Too much education is bad
for corporations for a multitude of reasons, but having access to an
educated workforce is always good just in case the need arises.
Department managers and human resource officials know that hiring
people with too much education sometimes leads to
more disadvantages than benefits for an employer. Moreover, since
businesses are usually in existence for the primary purpose of
making employees and employers money, obstacles to that purpose
including too much education are to be avoided.
Over-qualification
Overqualified
employees get bored, unhappy, annoyed and can disrupt workplace
equilibrium with subversive manipulation, underhanded deeds and
misplaced professional ambition to the detriment of peers. Such
individuals are better off not hired by some employers because they
are simply not worth the effort, trouble, and time. This is not to
say less educated employees are not capable of the same things.

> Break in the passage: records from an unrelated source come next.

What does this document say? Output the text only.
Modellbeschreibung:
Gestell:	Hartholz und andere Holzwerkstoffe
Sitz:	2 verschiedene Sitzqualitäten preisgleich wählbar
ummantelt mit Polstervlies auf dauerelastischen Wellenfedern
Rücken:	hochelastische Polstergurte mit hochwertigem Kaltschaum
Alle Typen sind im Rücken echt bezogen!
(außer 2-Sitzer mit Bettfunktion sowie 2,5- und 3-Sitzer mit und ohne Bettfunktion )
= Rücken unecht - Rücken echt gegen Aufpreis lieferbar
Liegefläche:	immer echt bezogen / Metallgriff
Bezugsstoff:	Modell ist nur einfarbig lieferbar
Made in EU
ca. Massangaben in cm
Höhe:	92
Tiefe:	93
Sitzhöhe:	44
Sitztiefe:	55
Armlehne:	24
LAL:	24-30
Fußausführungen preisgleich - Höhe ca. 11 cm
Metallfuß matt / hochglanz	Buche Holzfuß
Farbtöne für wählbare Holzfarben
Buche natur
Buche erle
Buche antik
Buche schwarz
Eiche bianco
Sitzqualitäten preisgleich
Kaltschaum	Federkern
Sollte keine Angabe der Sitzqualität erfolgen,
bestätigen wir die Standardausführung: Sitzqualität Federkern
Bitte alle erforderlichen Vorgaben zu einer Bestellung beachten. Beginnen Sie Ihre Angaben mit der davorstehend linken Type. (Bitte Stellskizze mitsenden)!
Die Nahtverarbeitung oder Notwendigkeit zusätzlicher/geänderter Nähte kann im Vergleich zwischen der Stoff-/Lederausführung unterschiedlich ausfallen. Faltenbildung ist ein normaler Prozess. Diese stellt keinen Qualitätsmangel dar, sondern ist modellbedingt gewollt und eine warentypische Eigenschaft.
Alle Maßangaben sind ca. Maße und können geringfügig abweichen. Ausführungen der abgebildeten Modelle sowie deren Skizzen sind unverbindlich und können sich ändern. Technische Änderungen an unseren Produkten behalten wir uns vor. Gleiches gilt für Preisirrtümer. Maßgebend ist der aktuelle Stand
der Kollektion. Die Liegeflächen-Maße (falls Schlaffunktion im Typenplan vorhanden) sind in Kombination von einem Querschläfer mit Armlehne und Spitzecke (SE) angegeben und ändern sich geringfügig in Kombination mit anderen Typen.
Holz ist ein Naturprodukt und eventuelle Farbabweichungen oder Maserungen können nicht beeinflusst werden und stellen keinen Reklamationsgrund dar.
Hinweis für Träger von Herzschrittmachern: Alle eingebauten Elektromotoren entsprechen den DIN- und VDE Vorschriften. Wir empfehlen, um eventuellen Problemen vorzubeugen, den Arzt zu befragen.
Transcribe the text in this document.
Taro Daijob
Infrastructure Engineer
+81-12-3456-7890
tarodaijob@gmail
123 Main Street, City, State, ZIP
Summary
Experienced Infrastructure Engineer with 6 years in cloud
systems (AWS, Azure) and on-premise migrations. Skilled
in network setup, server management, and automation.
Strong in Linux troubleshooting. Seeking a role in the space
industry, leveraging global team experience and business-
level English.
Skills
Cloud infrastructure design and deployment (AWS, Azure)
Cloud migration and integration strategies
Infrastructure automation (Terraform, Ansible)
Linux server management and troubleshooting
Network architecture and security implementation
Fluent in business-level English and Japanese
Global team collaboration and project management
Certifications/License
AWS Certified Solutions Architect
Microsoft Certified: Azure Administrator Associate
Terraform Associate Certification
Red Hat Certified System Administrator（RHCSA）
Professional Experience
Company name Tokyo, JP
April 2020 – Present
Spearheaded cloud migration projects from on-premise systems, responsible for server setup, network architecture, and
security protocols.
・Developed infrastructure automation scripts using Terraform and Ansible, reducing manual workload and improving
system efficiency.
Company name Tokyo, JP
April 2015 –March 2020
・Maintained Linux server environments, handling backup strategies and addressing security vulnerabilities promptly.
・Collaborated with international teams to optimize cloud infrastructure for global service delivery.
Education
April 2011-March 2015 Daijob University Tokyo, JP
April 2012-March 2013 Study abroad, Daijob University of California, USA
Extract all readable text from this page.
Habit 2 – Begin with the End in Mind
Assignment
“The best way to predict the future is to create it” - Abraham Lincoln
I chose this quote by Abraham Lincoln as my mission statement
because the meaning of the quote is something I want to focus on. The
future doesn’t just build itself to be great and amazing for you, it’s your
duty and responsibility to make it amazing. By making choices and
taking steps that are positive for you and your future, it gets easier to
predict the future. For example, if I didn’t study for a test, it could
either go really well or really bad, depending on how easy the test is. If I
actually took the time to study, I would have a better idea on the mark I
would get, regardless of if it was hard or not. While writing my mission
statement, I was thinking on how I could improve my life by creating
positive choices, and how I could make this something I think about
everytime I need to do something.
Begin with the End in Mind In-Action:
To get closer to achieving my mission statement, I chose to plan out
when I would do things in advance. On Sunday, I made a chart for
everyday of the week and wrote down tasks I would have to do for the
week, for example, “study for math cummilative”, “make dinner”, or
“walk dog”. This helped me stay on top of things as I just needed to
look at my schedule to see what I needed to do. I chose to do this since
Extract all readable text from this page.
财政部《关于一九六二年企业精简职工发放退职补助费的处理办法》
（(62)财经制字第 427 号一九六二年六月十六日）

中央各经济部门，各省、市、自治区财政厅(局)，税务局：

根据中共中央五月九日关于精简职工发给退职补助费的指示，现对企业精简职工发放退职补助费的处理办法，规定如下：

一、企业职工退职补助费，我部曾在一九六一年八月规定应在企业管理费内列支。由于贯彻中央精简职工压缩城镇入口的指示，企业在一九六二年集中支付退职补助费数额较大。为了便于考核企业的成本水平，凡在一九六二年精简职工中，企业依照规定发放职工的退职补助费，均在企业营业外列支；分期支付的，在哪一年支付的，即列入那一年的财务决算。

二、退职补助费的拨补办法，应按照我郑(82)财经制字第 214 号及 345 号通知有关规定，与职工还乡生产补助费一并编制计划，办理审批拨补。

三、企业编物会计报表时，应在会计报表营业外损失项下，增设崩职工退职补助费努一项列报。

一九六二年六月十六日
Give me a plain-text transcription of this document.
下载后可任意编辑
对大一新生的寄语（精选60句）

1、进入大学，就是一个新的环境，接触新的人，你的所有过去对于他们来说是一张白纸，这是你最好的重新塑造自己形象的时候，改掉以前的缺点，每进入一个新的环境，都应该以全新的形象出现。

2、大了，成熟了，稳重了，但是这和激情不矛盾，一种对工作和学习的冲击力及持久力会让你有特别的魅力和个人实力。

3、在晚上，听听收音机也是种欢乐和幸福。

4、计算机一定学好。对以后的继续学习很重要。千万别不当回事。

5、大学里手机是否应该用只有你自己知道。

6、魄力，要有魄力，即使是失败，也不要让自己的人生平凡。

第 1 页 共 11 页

Rather, according to the Harvard Business Review, there is an
increased possibility that employee curation decisions will turn bad
if more overqualified employees are hired.
Cost
According
to Patricia Schaefer of Business Know How, the Family and Work
Institute cites lower education as the dominant factor in lower
employee earnings. What if those employees can also do the same job
for less though? In some cases including outsourcing, if less
educated people can do the same job for a net gain, it is more cost
effective to hire them. For example, hiring a 30K per year employee
with a Bachelor of Arts with a net profit margin of 21 percent is
better than keeping 45K per year employee with a Master of Science.
This is especially the case if revenue rises less than the amount
needed to offset the higher costs of hiring a more educated employee.
Turnover
Employees
with a lot of education, or higher earnings expectations are less
likely to want to stick around a business. The Center for American Progress states employee turnover costs companies
because they have to pay for things such as lost productivity in between hires,
training expenses for new hires and recruitment costs. If an educated
new hire is obviously seeking upward mobility and there is no room in
an organization to accommodate that, then hiring a potentially less
ambitious or less educated employee is sometimes the solution.
Competition
Educated
people know a lot and that is a potential threat to co-workers and
managers. In a report published by the InterAmerican DevelopmentBank, it was found that younger employees - some of whom are more
educated than those making hiring decisions – are discriminated
against in order to preserve the job security of older employees. New
hires that have too good a grasp on what is going on, and that are
able to out-think both their superiors and colleagues are a job
security hazard and put the beloved status quo at risk by rocking the
corporate boat.
Insubordination
The
possibility of insubordination is also a potential consequence of
hiring an employee with more education than is necessary to work a
job. Employees that are overqualified are more likely to become
frustrated or disgusted by their work situation thereby raising the
probability of an insubordinate act. In "Taming the Difficult Employee", Nancy Aldrich states insubordination arises from "lack of control" and "rewarding negative behavior". Using similar reasoning, being rewarded for getting an education is a negative reward when that reward is a job that is too restrictive and takes away from an employee's sense of control.